With packaging in particular, it may be possible to generate a waste reduction ripple that goes all the way up the supply chain, so that suppliers at even the resource extraction level are pushed to become less wasteful.

In the best of outcomes, cardboard shifts to returnable, re-usable crates over the entire supply chain. In the least favorable outcome, the biggest downstream customers simply make their immediate suppliers own the waste disposal problem.

As with the recent report of a US Subaru plant that has hit the 99.8% recycle/reuse rate, there can be rather severe carbon footprint limits imposed by the global economy.

Subaru's giant assembly plant here is on track to produce 180,000 cars this year. Yet the automaker pledges that virtually none of the waste generated from its eye-popping output will wind up in a dump.

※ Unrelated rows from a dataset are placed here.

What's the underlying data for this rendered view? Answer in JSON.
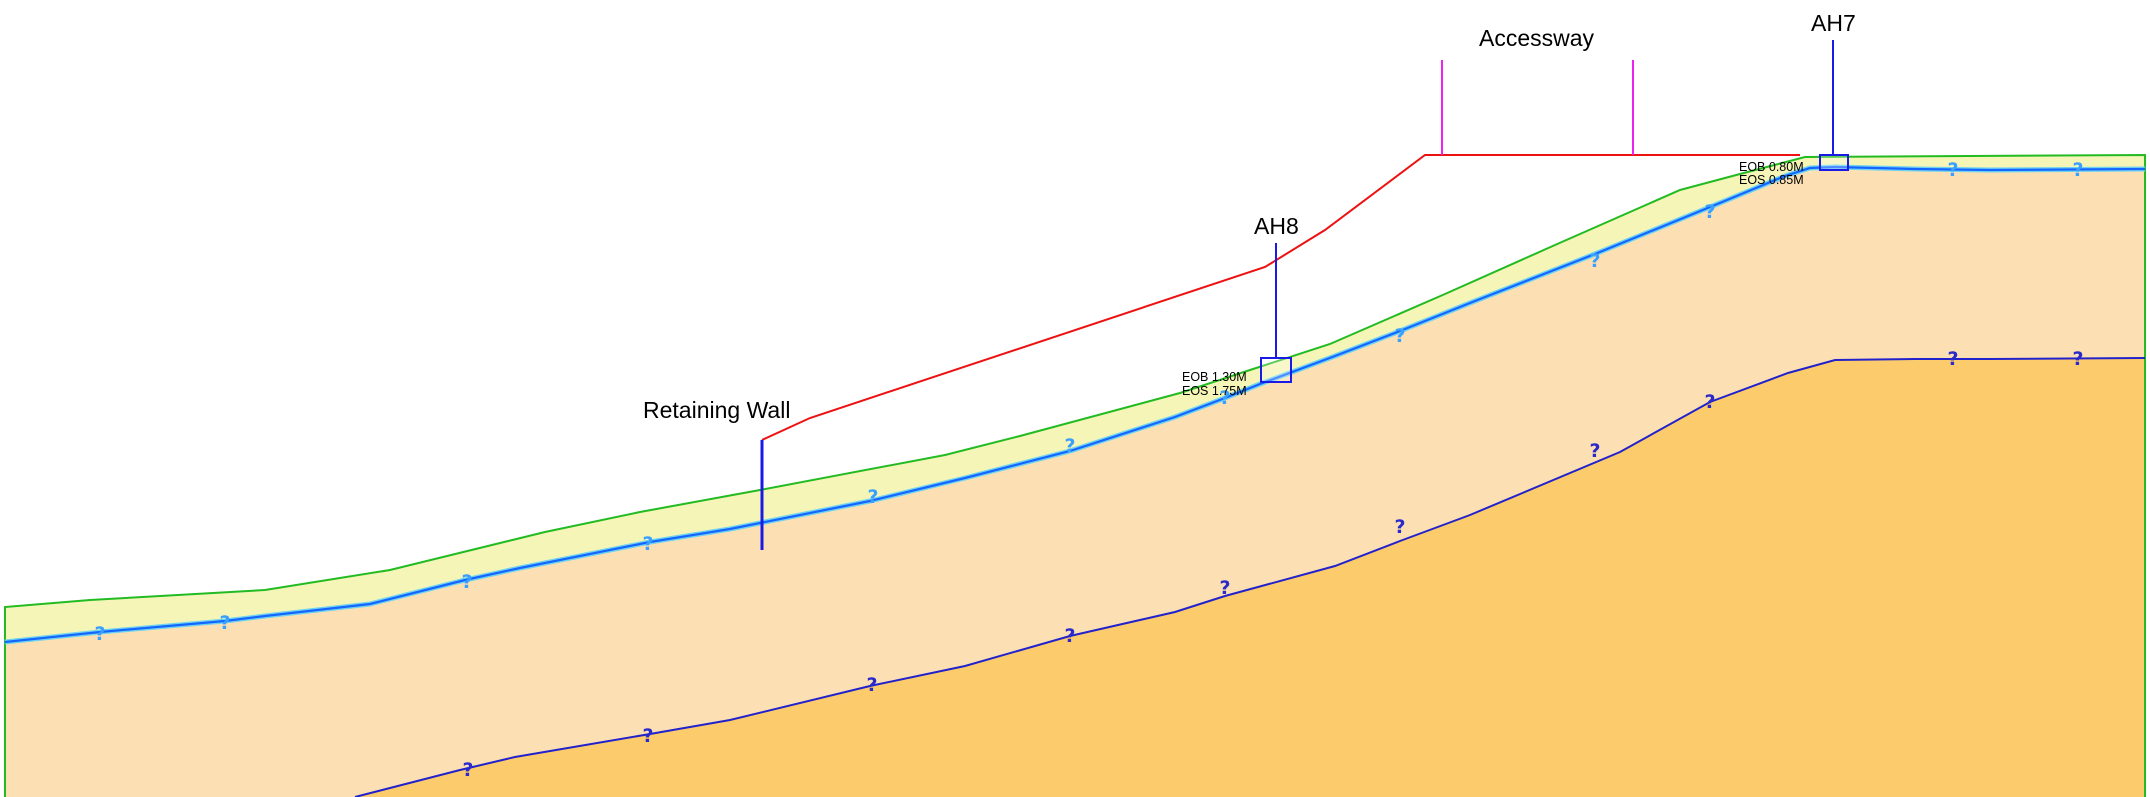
{
  "labels": {
    "accessway": "Accessway",
    "ah7": "AH7",
    "ah8": "AH8",
    "retaining_wall": "Retaining Wall",
    "ah7_eob": "EOB 0.80M",
    "ah7_eos": "EOS 0.85M",
    "ah8_eob": "EOB 1.30M",
    "ah8_eos": "EOS 1.75M"
  },
  "uncertain_marker": "?",
  "colors": {
    "topsoil_fill": "#f5f5b8",
    "clay_fill": "#fce0b3",
    "deep_fill": "#fccb6c",
    "ground_line": "#22bb22",
    "topsoil_base": "#1565ff",
    "topsoil_base_glow": "#6fd3f0",
    "deep_boundary": "#2222cc",
    "marker_light": "#3aa0ff",
    "marker_dark": "#2a2acc",
    "proposed_profile": "#ee1111",
    "accessway_marks": "#ee22ee",
    "borehole": "#1a1ae6"
  }
}
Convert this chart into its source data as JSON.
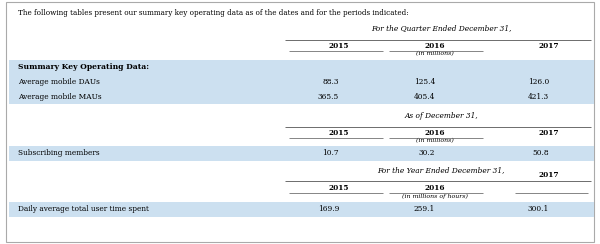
{
  "intro_text": "The following tables present our summary key operating data as of the dates and for the periods indicated:",
  "section1_header": "For the Quarter Ended December 31,",
  "section1_unit": "(in millions)",
  "section1_bold_row": "Summary Key Operating Data:",
  "section1_rows": [
    {
      "label": "Average mobile DAUs",
      "values": [
        "88.3",
        "125.4",
        "126.0"
      ]
    },
    {
      "label": "Average mobile MAUs",
      "values": [
        "365.5",
        "405.4",
        "421.3"
      ]
    }
  ],
  "section2_header": "As of December 31,",
  "section2_unit": "(in millions)",
  "section2_rows": [
    {
      "label": "Subscribing members",
      "values": [
        "10.7",
        "30.2",
        "50.8"
      ]
    }
  ],
  "section3_header": "For the Year Ended December 31,",
  "section3_unit": "(in millions of hours)",
  "section3_rows": [
    {
      "label": "Daily average total user time spent",
      "values": [
        "169.9",
        "259.1",
        "300.1"
      ]
    }
  ],
  "bg_color": "#ffffff",
  "row_bg_color": "#cce0f0",
  "header_color": "#000000",
  "text_color": "#000000",
  "bold_color": "#000000",
  "col_label": 0.03,
  "col_2015": 0.565,
  "col_2016": 0.725,
  "col_2017": 0.915
}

Copper-laden slag left over from welding is collected and shipped to Spain for recycling. Styrofoam forms encasing delicate engine parts are returned to Japan for the next round of deliveries. Even small protective plastic caps are collected in bins to be melted down to make something else.

The fact that 5% of the cited reduction comes from waste to energy conversion (a.k.a. incineration) also has its value limitations when carbon emissions become a top ranked metric.

The point is - and we're directing this at USA Today more than Subaru America - if you're going to call a company green, you have to tell us what the criteria are, what's on the scorecard. Solid waste and emission reductions are very different, yet very interdependent goals, which means a balanced scorecard is of the essence.